Gross is a well-known figure at both the live and the virtual felt. The 32-year-old has earned over $3.18 million at live tournaments, including a substantial $414,770—his largest prize so far—that he picked up for taking third place in the $100,000 Seminole Hard Rock Poker Open High Roller in 2013.
Adding to his bank, Gross has also accumulated an additional $1.38 million playing in online tournaments, mostly at PokerStars. He has several top finishes, including a second-place win at the Winning Poker Million Dollar Sunday in 2016, for which he earned $119,628, and another second-place finish for $131,000 from the $530 NLHE WCOOP event last year.
When he’s not winning at poker, he’s talking about poker. Gross is a regular Twitch streamer, sharing a number of his online performances. So far, he has 337 videos available through his account.
Gross runs in circles that include a number of high profile celebrities. He is friends with Olympic gold medal swimmer Michael Phelps and with fellow poker player and billionaire Bill Perkins. Some may recall that Perkins gave Gross $550,000 in 2013 after Gross won a prop bet over a rainbow tattoo that he had inked on his back.
Debi O’Neill, a forum administrator for CardsChat, said of the addition of Gross, “We are very excited to be working with Jeff and to have him engaging with our members in the forum. We are thrilled to have a player of his calibre available to assist them.”

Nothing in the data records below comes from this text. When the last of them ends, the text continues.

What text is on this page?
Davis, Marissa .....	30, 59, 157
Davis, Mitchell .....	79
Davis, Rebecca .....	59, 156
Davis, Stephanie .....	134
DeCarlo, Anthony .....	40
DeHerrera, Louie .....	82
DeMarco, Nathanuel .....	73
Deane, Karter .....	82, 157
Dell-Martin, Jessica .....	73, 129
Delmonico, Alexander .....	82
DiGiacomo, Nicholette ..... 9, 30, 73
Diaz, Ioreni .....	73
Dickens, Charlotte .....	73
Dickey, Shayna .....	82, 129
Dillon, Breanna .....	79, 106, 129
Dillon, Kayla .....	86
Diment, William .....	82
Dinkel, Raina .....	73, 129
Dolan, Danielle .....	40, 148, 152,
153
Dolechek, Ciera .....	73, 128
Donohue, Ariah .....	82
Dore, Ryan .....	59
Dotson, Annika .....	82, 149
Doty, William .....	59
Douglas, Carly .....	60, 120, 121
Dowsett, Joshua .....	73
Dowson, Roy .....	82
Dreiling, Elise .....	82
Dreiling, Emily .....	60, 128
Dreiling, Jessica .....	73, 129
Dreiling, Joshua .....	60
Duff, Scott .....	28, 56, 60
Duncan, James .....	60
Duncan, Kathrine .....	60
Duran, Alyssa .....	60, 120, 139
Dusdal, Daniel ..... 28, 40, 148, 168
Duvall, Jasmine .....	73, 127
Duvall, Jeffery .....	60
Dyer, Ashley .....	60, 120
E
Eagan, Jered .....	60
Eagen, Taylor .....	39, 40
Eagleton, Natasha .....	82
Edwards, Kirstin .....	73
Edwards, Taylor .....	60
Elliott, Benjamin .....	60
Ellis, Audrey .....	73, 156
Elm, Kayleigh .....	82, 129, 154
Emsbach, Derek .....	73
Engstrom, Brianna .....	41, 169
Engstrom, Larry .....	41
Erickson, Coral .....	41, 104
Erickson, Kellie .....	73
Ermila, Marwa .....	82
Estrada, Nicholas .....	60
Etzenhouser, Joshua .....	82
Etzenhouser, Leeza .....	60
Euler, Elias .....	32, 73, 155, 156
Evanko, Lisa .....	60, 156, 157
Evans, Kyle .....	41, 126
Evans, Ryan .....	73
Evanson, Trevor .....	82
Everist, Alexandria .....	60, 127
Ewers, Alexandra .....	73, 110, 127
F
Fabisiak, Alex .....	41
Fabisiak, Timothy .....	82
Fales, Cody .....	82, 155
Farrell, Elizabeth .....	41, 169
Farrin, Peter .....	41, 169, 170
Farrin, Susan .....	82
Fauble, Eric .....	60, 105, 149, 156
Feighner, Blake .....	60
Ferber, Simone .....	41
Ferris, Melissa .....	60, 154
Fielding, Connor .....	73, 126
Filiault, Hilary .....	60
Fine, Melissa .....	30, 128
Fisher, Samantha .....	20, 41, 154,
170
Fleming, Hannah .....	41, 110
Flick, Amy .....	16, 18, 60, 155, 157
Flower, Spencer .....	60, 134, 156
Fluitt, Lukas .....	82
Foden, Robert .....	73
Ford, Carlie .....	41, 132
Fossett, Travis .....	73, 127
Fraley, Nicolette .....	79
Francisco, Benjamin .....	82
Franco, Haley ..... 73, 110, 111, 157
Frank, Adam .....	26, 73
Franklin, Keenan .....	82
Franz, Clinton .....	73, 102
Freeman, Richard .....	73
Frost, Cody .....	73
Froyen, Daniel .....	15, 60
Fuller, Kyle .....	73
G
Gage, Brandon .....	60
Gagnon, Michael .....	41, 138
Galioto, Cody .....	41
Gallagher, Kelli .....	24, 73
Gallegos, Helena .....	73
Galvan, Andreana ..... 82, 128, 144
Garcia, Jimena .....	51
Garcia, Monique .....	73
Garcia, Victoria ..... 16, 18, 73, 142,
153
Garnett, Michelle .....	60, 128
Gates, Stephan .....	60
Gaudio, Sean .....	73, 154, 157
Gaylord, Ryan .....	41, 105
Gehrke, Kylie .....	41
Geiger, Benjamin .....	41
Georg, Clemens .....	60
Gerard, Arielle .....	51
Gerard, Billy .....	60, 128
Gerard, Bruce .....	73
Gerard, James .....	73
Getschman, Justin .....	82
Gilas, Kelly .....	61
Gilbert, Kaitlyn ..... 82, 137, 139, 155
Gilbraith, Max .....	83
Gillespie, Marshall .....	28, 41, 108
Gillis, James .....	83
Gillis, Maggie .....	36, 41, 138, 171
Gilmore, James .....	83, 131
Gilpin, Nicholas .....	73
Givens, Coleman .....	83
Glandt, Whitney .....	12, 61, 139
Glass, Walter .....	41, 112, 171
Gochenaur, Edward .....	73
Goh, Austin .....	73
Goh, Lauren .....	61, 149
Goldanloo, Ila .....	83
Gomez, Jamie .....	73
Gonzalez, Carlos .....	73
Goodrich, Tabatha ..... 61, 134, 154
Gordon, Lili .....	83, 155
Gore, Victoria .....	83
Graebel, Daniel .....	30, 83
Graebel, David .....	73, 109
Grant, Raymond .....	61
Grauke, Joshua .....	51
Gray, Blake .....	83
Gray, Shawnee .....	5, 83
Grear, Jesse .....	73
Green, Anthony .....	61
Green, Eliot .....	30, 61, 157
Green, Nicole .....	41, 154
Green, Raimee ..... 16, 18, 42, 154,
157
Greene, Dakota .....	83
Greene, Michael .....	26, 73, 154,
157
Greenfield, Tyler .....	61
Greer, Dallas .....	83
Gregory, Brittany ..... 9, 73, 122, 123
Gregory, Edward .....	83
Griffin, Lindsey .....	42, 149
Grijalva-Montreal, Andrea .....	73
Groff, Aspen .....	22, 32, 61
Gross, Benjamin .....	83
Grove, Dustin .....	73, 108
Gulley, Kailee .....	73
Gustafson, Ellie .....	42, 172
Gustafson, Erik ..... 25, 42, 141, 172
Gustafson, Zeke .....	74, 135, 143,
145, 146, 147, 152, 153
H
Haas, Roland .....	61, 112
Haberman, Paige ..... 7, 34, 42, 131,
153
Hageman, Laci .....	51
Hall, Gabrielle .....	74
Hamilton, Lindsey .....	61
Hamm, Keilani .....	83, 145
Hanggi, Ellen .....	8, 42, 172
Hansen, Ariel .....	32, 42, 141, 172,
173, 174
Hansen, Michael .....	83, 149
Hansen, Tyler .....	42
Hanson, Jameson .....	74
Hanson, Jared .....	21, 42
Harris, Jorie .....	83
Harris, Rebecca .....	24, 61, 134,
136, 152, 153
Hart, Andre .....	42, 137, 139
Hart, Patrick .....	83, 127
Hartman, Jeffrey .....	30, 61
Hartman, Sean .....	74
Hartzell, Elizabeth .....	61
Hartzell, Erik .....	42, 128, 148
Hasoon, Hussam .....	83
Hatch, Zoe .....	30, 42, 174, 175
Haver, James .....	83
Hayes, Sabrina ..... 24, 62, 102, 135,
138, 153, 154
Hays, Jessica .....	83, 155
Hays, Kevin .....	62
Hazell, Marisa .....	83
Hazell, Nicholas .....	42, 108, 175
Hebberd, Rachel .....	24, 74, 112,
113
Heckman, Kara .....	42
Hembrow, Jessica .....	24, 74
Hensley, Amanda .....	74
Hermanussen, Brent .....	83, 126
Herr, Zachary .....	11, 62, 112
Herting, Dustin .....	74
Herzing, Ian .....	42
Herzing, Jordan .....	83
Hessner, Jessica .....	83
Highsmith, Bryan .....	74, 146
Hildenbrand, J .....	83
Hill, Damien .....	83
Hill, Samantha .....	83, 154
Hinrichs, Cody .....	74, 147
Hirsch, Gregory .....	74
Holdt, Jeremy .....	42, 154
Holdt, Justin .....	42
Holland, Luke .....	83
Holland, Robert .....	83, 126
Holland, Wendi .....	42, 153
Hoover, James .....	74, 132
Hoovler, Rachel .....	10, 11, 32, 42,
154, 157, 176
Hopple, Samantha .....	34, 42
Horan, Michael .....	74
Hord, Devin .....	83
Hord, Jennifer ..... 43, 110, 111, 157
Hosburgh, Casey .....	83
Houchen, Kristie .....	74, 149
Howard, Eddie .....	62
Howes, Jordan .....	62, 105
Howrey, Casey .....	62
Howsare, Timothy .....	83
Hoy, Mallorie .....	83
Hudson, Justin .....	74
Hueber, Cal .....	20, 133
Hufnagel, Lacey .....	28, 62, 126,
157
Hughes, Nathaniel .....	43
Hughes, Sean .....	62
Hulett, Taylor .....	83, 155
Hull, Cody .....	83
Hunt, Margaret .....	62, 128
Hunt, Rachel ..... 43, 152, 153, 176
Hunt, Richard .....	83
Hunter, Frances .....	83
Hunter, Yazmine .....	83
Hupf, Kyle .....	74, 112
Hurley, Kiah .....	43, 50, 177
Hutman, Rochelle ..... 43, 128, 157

Gross maintains his own website, jeffgrosspoker.com, where he provides links to his video library on Twitch and YouTube, as well as his own merchandise line. His bio reads, in part, “Started playing poker when a friend brought a plastic poker chip set to our soccer team camp at the University of Michigan. Here in between training sessions we would play $5 tournaments or .25/.50 buy in cash games. I loved this instantly. I had always liked to play board games, video games, any type of games. When I learned you could actually make money doing this I was sold.”